Last week I gave you a clip from Sacha's story, this week it is his twin, Simeon's turn.
It was the not knowing the festered. Not knowing where he was. Not know who’d snatched him from his car and not know if anyone had missed him
He didn’t even know how long he’d been here.
He’d woken to brilliant sunshine, the smell of fresh coffee, and the promise, from a stranger, that breakfast would be served in half an hour in the small dining room. The clothes laid out on the chair under the window fitted perfectly but weren’t his, and the view from the window was as alien to him as the room he now stood in two hours later.
A study-cum-library, he surmised and crossed the room to study the book-covered shelves. Could he glean any information about his abductors from them. He didn’t even know if he’d been abducted. Not in the strictest sense, at least. No one had stopped his stroll round the flower laden garden earlier, nor had they stopped him from opening every door on the ground floor and searching each room for clues about the owner of the property. Whoever it was didn’t lack money if the number of first editions was anything to go by.
His father, the king, had an astounding collecting of originals in his book collection, but he doubted the royal collection matched this one.
“Good morning, sir.”
Simeon shot round and glared at the man standing in the doorway. His brother’s father-in-law was the last person he expected to encounter.
“What the h…” he tunnelled his fingers through his hair and tried again. “Where did you come from?” Stupid question. “What are you doing here, and more to the point what am I doing here?”
Automatically, he scratched the ears of the golden retriever that entered the room with Paxman and now laid its head in his lap as though they’d been companions forever.
If his father’s head of security was part of this weird set-up abduction didn’t play a part in it.
Paxman closed the door behind him with deliberate precision, strode over to the window and drew the curtains before switching on the overhead light and desktop lamp.
“I apologise for all the cloak-and-dagger’ stuff.” He patted his pockets in a vain attempt to find a pack of cigarettes, huffed and dropped into the chair behind the desk.
“What is this place?” A book still in his hand Simeon automatically took the chair in front of the desk.
“It is one of your father’s homes.”
“My father’s?” How come none of the family have ever visited this place?” A thought struck him and Simeon and he slammed the book down without a care. “Do you realise I don’t even know what country I’m in.”
“You are still in Scotland. I can tell you that much.” Paxman’s cool voice simply fuelled Simeon’s rising temper. “I can also tell you, his majesty bought this place a couple of months ago so he and your mother had somewhere secure to stay when they visited your brother and my daughter.”

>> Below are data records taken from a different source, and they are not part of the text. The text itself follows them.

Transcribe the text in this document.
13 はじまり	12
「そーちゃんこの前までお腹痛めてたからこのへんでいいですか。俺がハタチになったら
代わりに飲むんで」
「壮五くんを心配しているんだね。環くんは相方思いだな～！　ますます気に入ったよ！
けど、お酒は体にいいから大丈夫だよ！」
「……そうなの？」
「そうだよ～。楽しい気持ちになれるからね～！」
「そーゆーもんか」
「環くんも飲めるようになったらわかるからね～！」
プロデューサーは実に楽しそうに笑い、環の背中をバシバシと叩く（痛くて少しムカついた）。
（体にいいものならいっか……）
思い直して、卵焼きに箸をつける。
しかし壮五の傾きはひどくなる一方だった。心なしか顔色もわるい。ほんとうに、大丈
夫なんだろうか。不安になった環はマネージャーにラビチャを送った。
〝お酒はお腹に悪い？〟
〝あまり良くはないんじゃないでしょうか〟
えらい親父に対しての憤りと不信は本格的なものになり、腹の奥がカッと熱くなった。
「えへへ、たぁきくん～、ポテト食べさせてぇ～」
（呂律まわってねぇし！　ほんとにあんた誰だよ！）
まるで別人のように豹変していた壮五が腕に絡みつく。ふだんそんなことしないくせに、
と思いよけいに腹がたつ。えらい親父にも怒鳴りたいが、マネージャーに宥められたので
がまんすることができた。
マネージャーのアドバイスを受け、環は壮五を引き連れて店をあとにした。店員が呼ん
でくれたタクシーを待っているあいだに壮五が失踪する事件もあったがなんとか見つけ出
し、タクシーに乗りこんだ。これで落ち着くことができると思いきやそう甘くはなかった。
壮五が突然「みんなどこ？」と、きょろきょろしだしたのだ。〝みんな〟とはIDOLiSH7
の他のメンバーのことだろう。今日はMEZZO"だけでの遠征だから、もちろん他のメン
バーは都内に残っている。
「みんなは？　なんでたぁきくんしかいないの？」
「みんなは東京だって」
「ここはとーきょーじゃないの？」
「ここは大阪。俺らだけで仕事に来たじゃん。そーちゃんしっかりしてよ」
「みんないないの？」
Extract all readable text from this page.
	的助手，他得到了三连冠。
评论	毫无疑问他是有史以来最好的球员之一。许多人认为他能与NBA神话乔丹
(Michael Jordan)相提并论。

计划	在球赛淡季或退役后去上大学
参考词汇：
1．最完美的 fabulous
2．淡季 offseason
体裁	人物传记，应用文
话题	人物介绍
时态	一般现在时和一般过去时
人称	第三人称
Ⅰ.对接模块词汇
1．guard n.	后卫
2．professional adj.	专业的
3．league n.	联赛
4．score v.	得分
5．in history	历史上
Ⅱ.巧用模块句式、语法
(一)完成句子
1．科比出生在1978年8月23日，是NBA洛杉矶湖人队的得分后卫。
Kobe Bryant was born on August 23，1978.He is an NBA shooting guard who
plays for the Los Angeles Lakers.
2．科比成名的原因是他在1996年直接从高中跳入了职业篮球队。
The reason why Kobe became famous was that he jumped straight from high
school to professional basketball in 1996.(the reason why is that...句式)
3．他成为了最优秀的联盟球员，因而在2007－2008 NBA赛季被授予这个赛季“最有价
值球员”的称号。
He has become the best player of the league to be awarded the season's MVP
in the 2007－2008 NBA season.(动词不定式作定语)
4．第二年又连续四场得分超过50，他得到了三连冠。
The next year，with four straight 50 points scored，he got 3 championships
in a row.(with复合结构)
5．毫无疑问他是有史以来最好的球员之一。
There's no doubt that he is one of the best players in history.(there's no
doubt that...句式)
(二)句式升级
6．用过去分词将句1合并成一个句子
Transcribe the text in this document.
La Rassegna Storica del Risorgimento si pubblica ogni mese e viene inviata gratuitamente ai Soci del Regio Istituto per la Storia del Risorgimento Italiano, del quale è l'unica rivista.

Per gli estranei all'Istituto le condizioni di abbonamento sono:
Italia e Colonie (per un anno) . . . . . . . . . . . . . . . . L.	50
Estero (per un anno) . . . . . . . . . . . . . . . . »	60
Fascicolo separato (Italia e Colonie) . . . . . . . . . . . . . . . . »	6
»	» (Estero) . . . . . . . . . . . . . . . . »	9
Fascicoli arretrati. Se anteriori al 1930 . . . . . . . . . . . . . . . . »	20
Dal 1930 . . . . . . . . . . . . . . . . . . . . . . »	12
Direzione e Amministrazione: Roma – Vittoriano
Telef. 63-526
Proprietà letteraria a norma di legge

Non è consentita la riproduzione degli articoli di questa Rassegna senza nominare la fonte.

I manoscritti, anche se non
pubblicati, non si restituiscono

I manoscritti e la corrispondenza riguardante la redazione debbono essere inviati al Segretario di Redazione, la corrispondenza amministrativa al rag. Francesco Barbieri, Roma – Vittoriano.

Scotland. Liam and Melanie. So he wasn’t too far away from their horse farm and riding school for physically challenged children. But why? And why couldn’t he remember how he got here and who’d brought him.
“Before waking this morning what is your last memory?”
Startled by Paxman’s question it took Simeon a moment to gather his thoughts. What was his last memory? He’d been so busy trying to work out the now, he’d failed to considered the how.
Unaware of the two deep grooves that furrowed his brow, Simeon tried to manoeuvre through the haze that replaced his memory of how he’d come here. With a shake of his head he leaned back in his chair wishing he’d got a good scotch in his hand.
“I was on my way to the farm.” The words came slowly, “driving the Porsche.” An image of his brand new car floated in and out of his mind. “Wind in my hair.” The man sitting opposite was forgotten, as were his surroundings as Simeon allowed his focus to turn inwards.
“A bridge!” He shot upright. “A road diversion at the bridge.” His attention snapped back to Paxman. “You were at the bridge, at that road block. You explained that there’d been a land slide and I’d have to take a diversion, but because of flooding we’d have to spend the night at a hotel until the water receded.”
A guarded nod was the only response he received.
“Coffee. You handed me a cup of coffee from a flask.” Fury shot him to his feet. “You drugged my coffee!”
As fast as the adrenalin swept through him it faded away. “Why Man?” He stumbled to the curtained window and looked back over his shoulder. “Why?”
“At the moment I am not at liberty to answer that question.” Paxman rose and joined him. “You will remain here for as long as it takes to secure a situation that has arisen.”
“Don’t be daft man; I have a business to run. I can’t just go awol. If the City got wind of my disappearance the market would have a field day.” He paused, grabbed his companion’s arm and restrained himself from shaking it. “What situation?”